Overcoming Performance Anxiety (UW Platteville Collegiate Chapter)

This presentation covers the effects of performance anxiety and how to overcome it as a speaker, performer, and as one who is showcasing their work. Social phobia, a mental health condition that causes those experiencing it to have fear and anxiety when it comes to social situations. This phobia affects up to 12% of the United States population and, as performers, this phobia can become debilitating if one goes on without receiving strategies or tools to overcome it. Side effects include brain fog, fear, worry, sweating, trembling, dizziness, nausea, and muscle tension. If we, as performers, are to connect with the audience and the music, we must find ways to cope with social phobia. By going over strategies and tools, those who experience social phobia while performing can find ways to ease this anxiety. In this presentation, five strategies and tools that range from in the practice room to stepping on stage will be covered that have shown to ease performance anxiety. This includes; maintaining a healthy lifestyle, how to prepare in the practice room with the performance in mind, posture, breathing exercises, and aromatic oils. The goal of this presentation is to help those who feel trapped in their performance anxiety and to give them a hopeful release from their ailments.
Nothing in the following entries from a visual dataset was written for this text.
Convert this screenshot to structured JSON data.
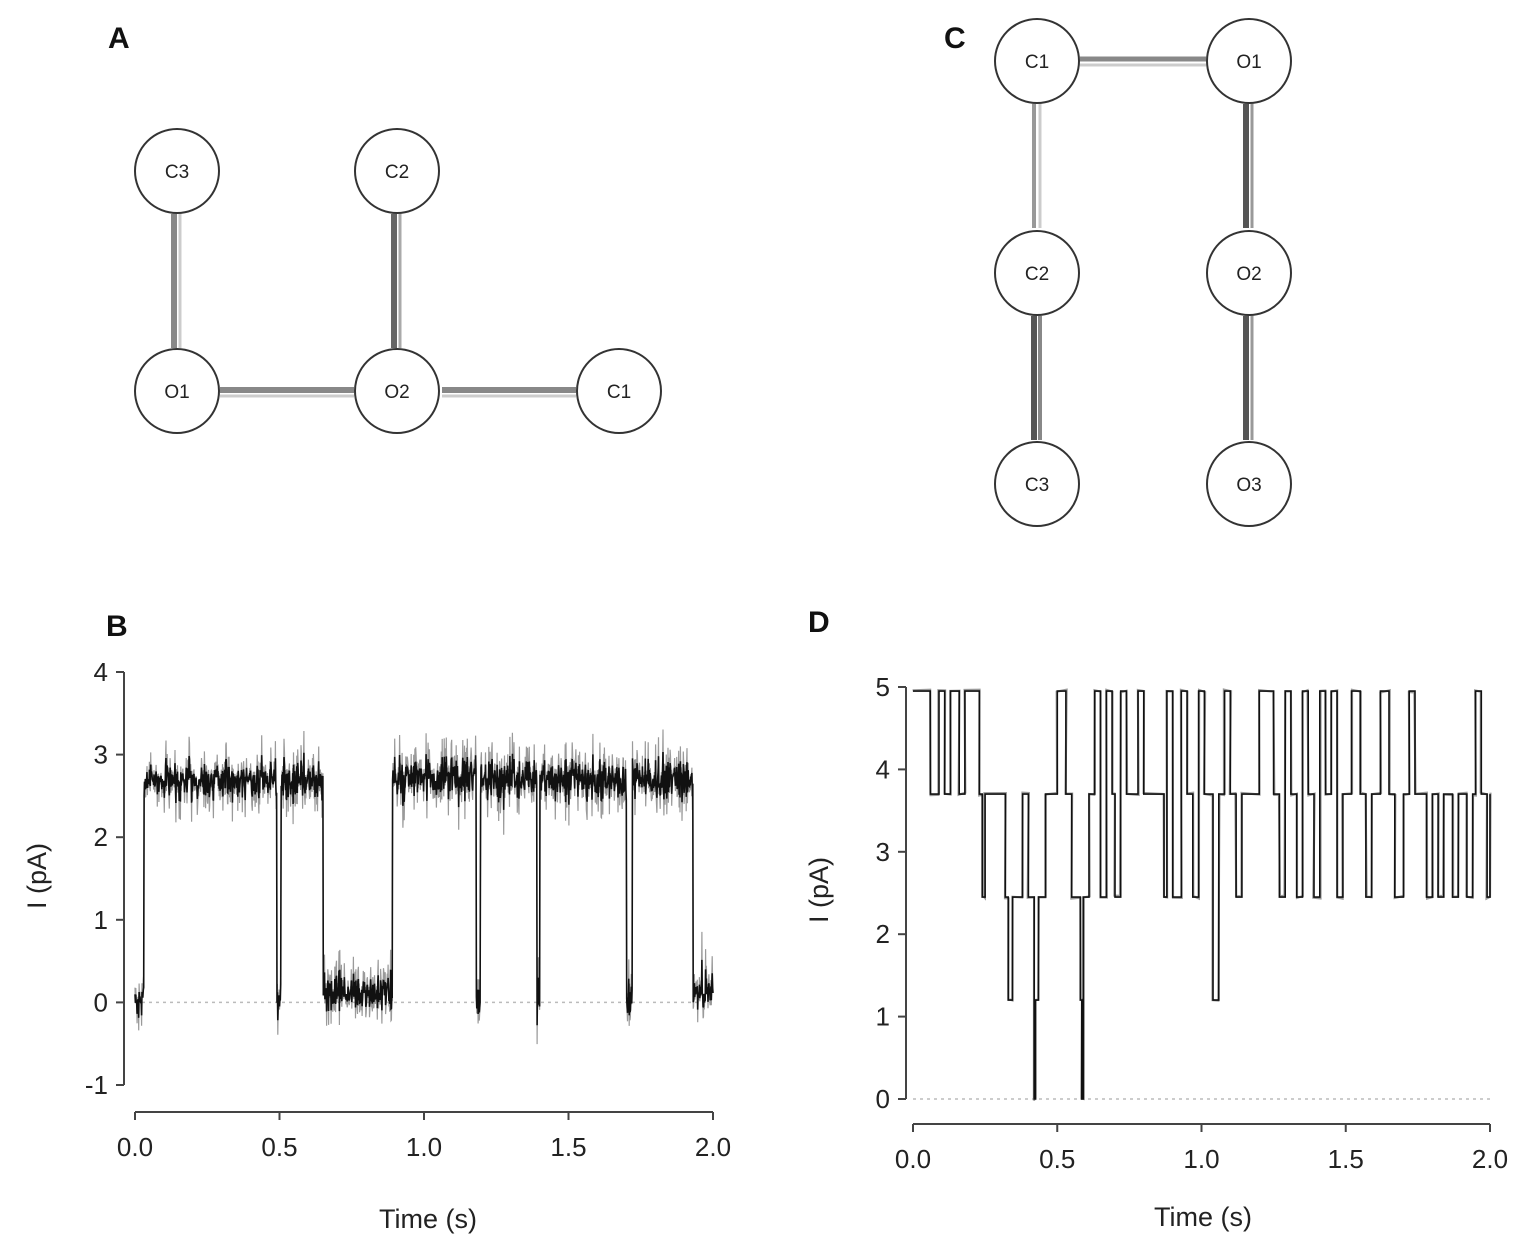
{
  "panels": {
    "A": "A",
    "B": "B",
    "C": "C",
    "D": "D"
  },
  "diagram_A": {
    "states": [
      "C3",
      "C2",
      "O1",
      "O2",
      "C1"
    ],
    "transitions": [
      [
        "C3",
        "O1"
      ],
      [
        "C2",
        "O2"
      ],
      [
        "O1",
        "O2"
      ],
      [
        "O2",
        "C1"
      ]
    ]
  },
  "diagram_C": {
    "states": [
      "C1",
      "O1",
      "C2",
      "O2",
      "C3",
      "O3"
    ],
    "transitions": [
      [
        "C1",
        "O1"
      ],
      [
        "C1",
        "C2"
      ],
      [
        "C2",
        "C3"
      ],
      [
        "O1",
        "O2"
      ],
      [
        "O2",
        "O3"
      ]
    ]
  },
  "chart_data": [
    {
      "panel": "B",
      "type": "line",
      "xlabel": "Time (s)",
      "ylabel": "I (pA)",
      "xlim": [
        0,
        2
      ],
      "ylim": [
        -1,
        4
      ],
      "xticks": [
        "0.0",
        "0.5",
        "1.0",
        "1.5",
        "2.0"
      ],
      "yticks": [
        "-1",
        "0",
        "1",
        "2",
        "3",
        "4"
      ],
      "baseline": 0,
      "levels": [
        0,
        2.7
      ],
      "noise_sd": 0.3,
      "segments": [
        {
          "start": 0.0,
          "end": 0.03,
          "level": 0
        },
        {
          "start": 0.03,
          "end": 0.49,
          "level": 2.7
        },
        {
          "start": 0.49,
          "end": 0.505,
          "level": 0
        },
        {
          "start": 0.505,
          "end": 0.65,
          "level": 2.7
        },
        {
          "start": 0.65,
          "end": 0.89,
          "level": 0.1
        },
        {
          "start": 0.89,
          "end": 1.18,
          "level": 2.7
        },
        {
          "start": 1.18,
          "end": 1.195,
          "level": 0
        },
        {
          "start": 1.195,
          "end": 1.39,
          "level": 2.7
        },
        {
          "start": 1.39,
          "end": 1.4,
          "level": 0
        },
        {
          "start": 1.4,
          "end": 1.7,
          "level": 2.7
        },
        {
          "start": 1.7,
          "end": 1.72,
          "level": 0
        },
        {
          "start": 1.72,
          "end": 1.93,
          "level": 2.7
        },
        {
          "start": 1.93,
          "end": 2.0,
          "level": 0.1
        }
      ]
    },
    {
      "panel": "D",
      "type": "line",
      "xlabel": "Time (s)",
      "ylabel": "I (pA)",
      "xlim": [
        0,
        2
      ],
      "ylim": [
        0,
        5
      ],
      "xticks": [
        "0.0",
        "0.5",
        "1.0",
        "1.5",
        "2.0"
      ],
      "yticks": [
        "0",
        "1",
        "2",
        "3",
        "4",
        "5"
      ],
      "baseline": 0,
      "levels": [
        0,
        1.2,
        2.45,
        3.7,
        4.95
      ],
      "transitions": [
        [
          0.0,
          4.95
        ],
        [
          0.06,
          3.7
        ],
        [
          0.09,
          4.95
        ],
        [
          0.11,
          3.7
        ],
        [
          0.13,
          4.95
        ],
        [
          0.16,
          3.7
        ],
        [
          0.18,
          4.95
        ],
        [
          0.23,
          3.7
        ],
        [
          0.24,
          2.45
        ],
        [
          0.25,
          3.7
        ],
        [
          0.32,
          2.45
        ],
        [
          0.33,
          1.2
        ],
        [
          0.345,
          2.45
        ],
        [
          0.38,
          3.7
        ],
        [
          0.4,
          2.45
        ],
        [
          0.42,
          0
        ],
        [
          0.425,
          1.2
        ],
        [
          0.435,
          2.45
        ],
        [
          0.46,
          3.7
        ],
        [
          0.5,
          4.95
        ],
        [
          0.53,
          3.7
        ],
        [
          0.55,
          2.45
        ],
        [
          0.58,
          1.2
        ],
        [
          0.585,
          0
        ],
        [
          0.59,
          2.45
        ],
        [
          0.61,
          3.7
        ],
        [
          0.63,
          4.95
        ],
        [
          0.65,
          2.45
        ],
        [
          0.67,
          4.95
        ],
        [
          0.69,
          3.7
        ],
        [
          0.7,
          2.45
        ],
        [
          0.72,
          4.95
        ],
        [
          0.74,
          3.7
        ],
        [
          0.78,
          4.95
        ],
        [
          0.8,
          3.7
        ],
        [
          0.87,
          2.45
        ],
        [
          0.88,
          4.95
        ],
        [
          0.9,
          2.45
        ],
        [
          0.93,
          4.95
        ],
        [
          0.95,
          3.7
        ],
        [
          0.97,
          2.45
        ],
        [
          0.99,
          4.95
        ],
        [
          1.01,
          3.7
        ],
        [
          1.04,
          1.2
        ],
        [
          1.06,
          3.7
        ],
        [
          1.08,
          4.95
        ],
        [
          1.1,
          3.7
        ],
        [
          1.12,
          2.45
        ],
        [
          1.14,
          3.7
        ],
        [
          1.2,
          4.95
        ],
        [
          1.25,
          3.7
        ],
        [
          1.27,
          2.45
        ],
        [
          1.29,
          4.95
        ],
        [
          1.31,
          3.7
        ],
        [
          1.33,
          2.45
        ],
        [
          1.35,
          4.95
        ],
        [
          1.37,
          3.7
        ],
        [
          1.39,
          2.45
        ],
        [
          1.41,
          4.95
        ],
        [
          1.43,
          3.7
        ],
        [
          1.45,
          4.95
        ],
        [
          1.47,
          2.45
        ],
        [
          1.49,
          3.7
        ],
        [
          1.52,
          4.95
        ],
        [
          1.55,
          3.7
        ],
        [
          1.57,
          2.45
        ],
        [
          1.59,
          3.7
        ],
        [
          1.62,
          4.95
        ],
        [
          1.65,
          3.7
        ],
        [
          1.67,
          2.45
        ],
        [
          1.7,
          3.7
        ],
        [
          1.72,
          4.95
        ],
        [
          1.74,
          3.7
        ],
        [
          1.78,
          2.45
        ],
        [
          1.8,
          3.7
        ],
        [
          1.82,
          2.45
        ],
        [
          1.84,
          3.7
        ],
        [
          1.87,
          2.45
        ],
        [
          1.89,
          3.7
        ],
        [
          1.92,
          2.45
        ],
        [
          1.94,
          3.7
        ],
        [
          1.95,
          4.95
        ],
        [
          1.97,
          3.7
        ],
        [
          1.99,
          2.45
        ],
        [
          2.0,
          3.7
        ]
      ]
    }
  ]
}
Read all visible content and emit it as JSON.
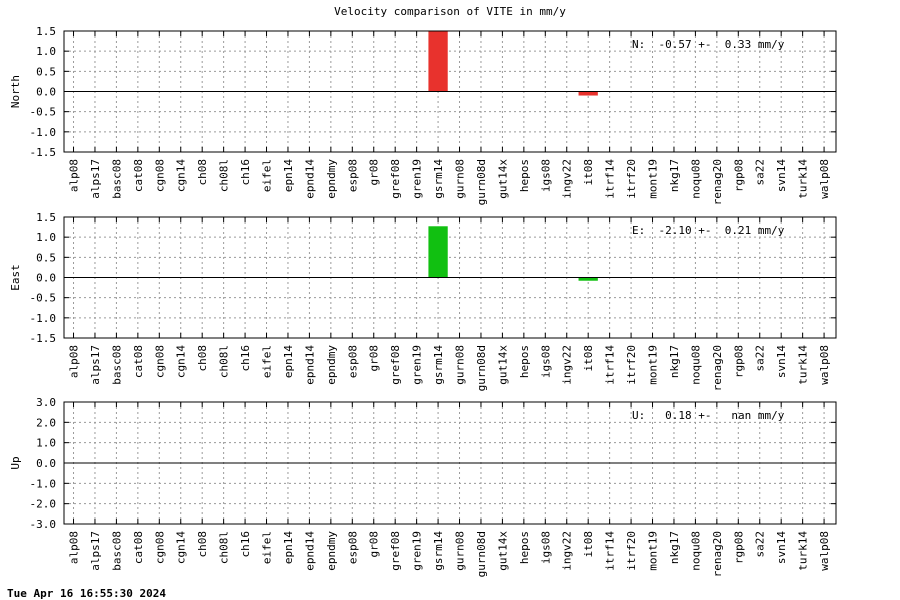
{
  "title": "Velocity comparison of VITE in mm/y",
  "timestamp": "Tue Apr 16 16:55:30 2024",
  "colors": {
    "north": "#e8322d",
    "east": "#11c011",
    "up": "#1f3fd6",
    "grid": "#9a9a9a",
    "axis": "#000000"
  },
  "chart_data": [
    {
      "type": "bar",
      "ylabel": "North",
      "ylim": [
        -1.5,
        1.5
      ],
      "yticks": [
        "1.5",
        "1.0",
        "0.5",
        "0.0",
        "-0.5",
        "-1.0",
        "-1.5"
      ],
      "grid": true,
      "legend_position": "top-right",
      "annotation": "N:  -0.57 +-  0.33 mm/y",
      "categories": [
        "alp08",
        "alps17",
        "basc08",
        "cat08",
        "cgn08",
        "cgn14",
        "ch08",
        "ch08l",
        "ch16",
        "eifel",
        "epn14",
        "epnd14",
        "epndmy",
        "esp08",
        "gr08",
        "gref08",
        "gren19",
        "gsrm14",
        "gurn08",
        "gurn08d",
        "gut14x",
        "hepos",
        "igs08",
        "ingv22",
        "it08",
        "itrf14",
        "itrf20",
        "mont19",
        "nkg17",
        "noqu08",
        "renag20",
        "rgp08",
        "sa22",
        "svn14",
        "turk14",
        "walp08"
      ],
      "values": [
        0,
        0,
        0,
        0,
        0,
        0,
        0,
        0,
        0,
        0,
        0,
        0,
        0,
        0,
        0,
        0,
        0,
        1.5,
        0,
        0,
        0,
        0,
        0,
        0,
        -0.1,
        0,
        0,
        0,
        0,
        0,
        0,
        0,
        0,
        0,
        0,
        0
      ]
    },
    {
      "type": "bar",
      "ylabel": "East",
      "ylim": [
        -1.5,
        1.5
      ],
      "yticks": [
        "1.5",
        "1.0",
        "0.5",
        "0.0",
        "-0.5",
        "-1.0",
        "-1.5"
      ],
      "grid": true,
      "legend_position": "top-right",
      "annotation": "E:  -2.10 +-  0.21 mm/y",
      "categories": [
        "alp08",
        "alps17",
        "basc08",
        "cat08",
        "cgn08",
        "cgn14",
        "ch08",
        "ch08l",
        "ch16",
        "eifel",
        "epn14",
        "epnd14",
        "epndmy",
        "esp08",
        "gr08",
        "gref08",
        "gren19",
        "gsrm14",
        "gurn08",
        "gurn08d",
        "gut14x",
        "hepos",
        "igs08",
        "ingv22",
        "it08",
        "itrf14",
        "itrf20",
        "mont19",
        "nkg17",
        "noqu08",
        "renag20",
        "rgp08",
        "sa22",
        "svn14",
        "turk14",
        "walp08"
      ],
      "values": [
        0,
        0,
        0,
        0,
        0,
        0,
        0,
        0,
        0,
        0,
        0,
        0,
        0,
        0,
        0,
        0,
        0,
        1.27,
        0,
        0,
        0,
        0,
        0,
        0,
        -0.08,
        0,
        0,
        0,
        0,
        0,
        0,
        0,
        0,
        0,
        0,
        0
      ]
    },
    {
      "type": "bar",
      "ylabel": "Up",
      "ylim": [
        -3.0,
        3.0
      ],
      "yticks": [
        "3.0",
        "2.0",
        "1.0",
        "0.0",
        "-1.0",
        "-2.0",
        "-3.0"
      ],
      "grid": true,
      "legend_position": "top-right",
      "annotation": "U:   0.18 +-   nan mm/y",
      "categories": [
        "alp08",
        "alps17",
        "basc08",
        "cat08",
        "cgn08",
        "cgn14",
        "ch08",
        "ch08l",
        "ch16",
        "eifel",
        "epn14",
        "epnd14",
        "epndmy",
        "esp08",
        "gr08",
        "gref08",
        "gren19",
        "gsrm14",
        "gurn08",
        "gurn08d",
        "gut14x",
        "hepos",
        "igs08",
        "ingv22",
        "it08",
        "itrf14",
        "itrf20",
        "mont19",
        "nkg17",
        "noqu08",
        "renag20",
        "rgp08",
        "sa22",
        "svn14",
        "turk14",
        "walp08"
      ],
      "values": [
        0,
        0,
        0,
        0,
        0,
        0,
        0,
        0,
        0,
        0,
        0,
        0,
        0,
        0,
        0,
        0,
        0,
        0,
        0,
        0,
        0,
        0,
        0,
        0,
        0,
        0,
        0,
        0,
        0,
        0,
        0,
        0,
        0,
        0,
        0,
        0
      ]
    }
  ]
}
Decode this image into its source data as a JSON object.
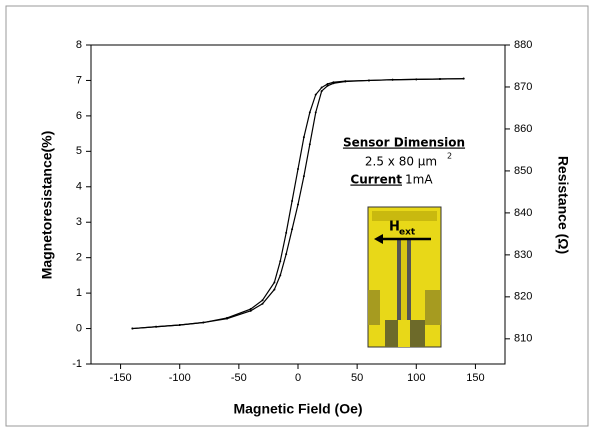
{
  "chart_data": {
    "type": "line",
    "x_label": "Magnetic Field (Oe)",
    "y_label": "Magnetoresistance(%)",
    "y2_label": "Resistance (Ω)",
    "x": [
      -140,
      -120,
      -100,
      -80,
      -60,
      -40,
      -30,
      -20,
      -15,
      -10,
      -5,
      0,
      5,
      10,
      15,
      20,
      25,
      30,
      40,
      60,
      80,
      100,
      120,
      140
    ],
    "series": [
      {
        "color": "#000000",
        "values": [
          0,
          0.05,
          0.1,
          0.17,
          0.28,
          0.5,
          0.7,
          1.1,
          1.5,
          2.1,
          2.8,
          3.5,
          4.3,
          5.2,
          6.1,
          6.7,
          6.85,
          6.92,
          6.97,
          7.0,
          7.02,
          7.03,
          7.04,
          7.05
        ]
      },
      {
        "color": "#000000",
        "values": [
          0,
          0.05,
          0.1,
          0.17,
          0.3,
          0.55,
          0.8,
          1.3,
          1.9,
          2.7,
          3.6,
          4.5,
          5.4,
          6.1,
          6.6,
          6.8,
          6.9,
          6.95,
          6.98,
          7.0,
          7.02,
          7.03,
          7.04,
          7.05
        ]
      }
    ],
    "xlim": [
      -175,
      175
    ],
    "xticks": [
      -150,
      -100,
      -50,
      0,
      50,
      100,
      150
    ],
    "ylim": [
      -1,
      8
    ],
    "yticks": [
      -1,
      0,
      1,
      2,
      3,
      4,
      5,
      6,
      7,
      8
    ],
    "y2lim": [
      804,
      880
    ],
    "y2ticks": [
      810,
      820,
      830,
      840,
      850,
      860,
      870,
      880
    ],
    "annotations": {
      "title": "Sensor Dimension",
      "size": "2.5 x 80 μm",
      "size_sup": "2",
      "current_label": "Current",
      "current_value": "1mA",
      "field": "H",
      "field_sub": "ext"
    }
  }
}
Developing Artistry with Josephine Lang’s 3 Klavierstucke (Sarah Prescott, UW-Madison)

Josephine Caroline Lang (1815-1880) was a German composer, pianist, and singer whose striking compositions deserve to be better known. She was a prolific creator of art song, and her compositions were deeply admired by Felix and Fanny Mendelssohn and given glowing reviews by Robert Schumann. Of particular interest to piano teachers are Lang’s 3 Klavierstücke, a set of late-intermediate to early-advanced piano pieces whose appealing yet sophisticated textures provide advancing piano students with rich opportunities to explore cantabile phrasing, pedaling, voicing, character, articulation, and tone color. In this presentation, I will provide a brief overview of Lang’s life and composing career, followed by an analysis of the 3 Klavierstücke from a pedagogical perspective, with an emphasis on how these delightful pieces can be used in the development of an advancing student’s artistic sensitivity. I will also emphasize the vital importance of including the work of female composers such as Josephine Lang when planning repertoire for young students. This set of pieces has not yet to my knowledge received any attention from the piano pedagogy community, and remains unpublished (though scores are easily available online on the International Music Score Library Project [IMSLP] website). It is my hope that by introducing piano teachers to these wonderful pieces, I will stimulate more interest in Lang’s life and work, and that one day these musical gems will be published and receive a deserved place at the heart of the piano teaching literature.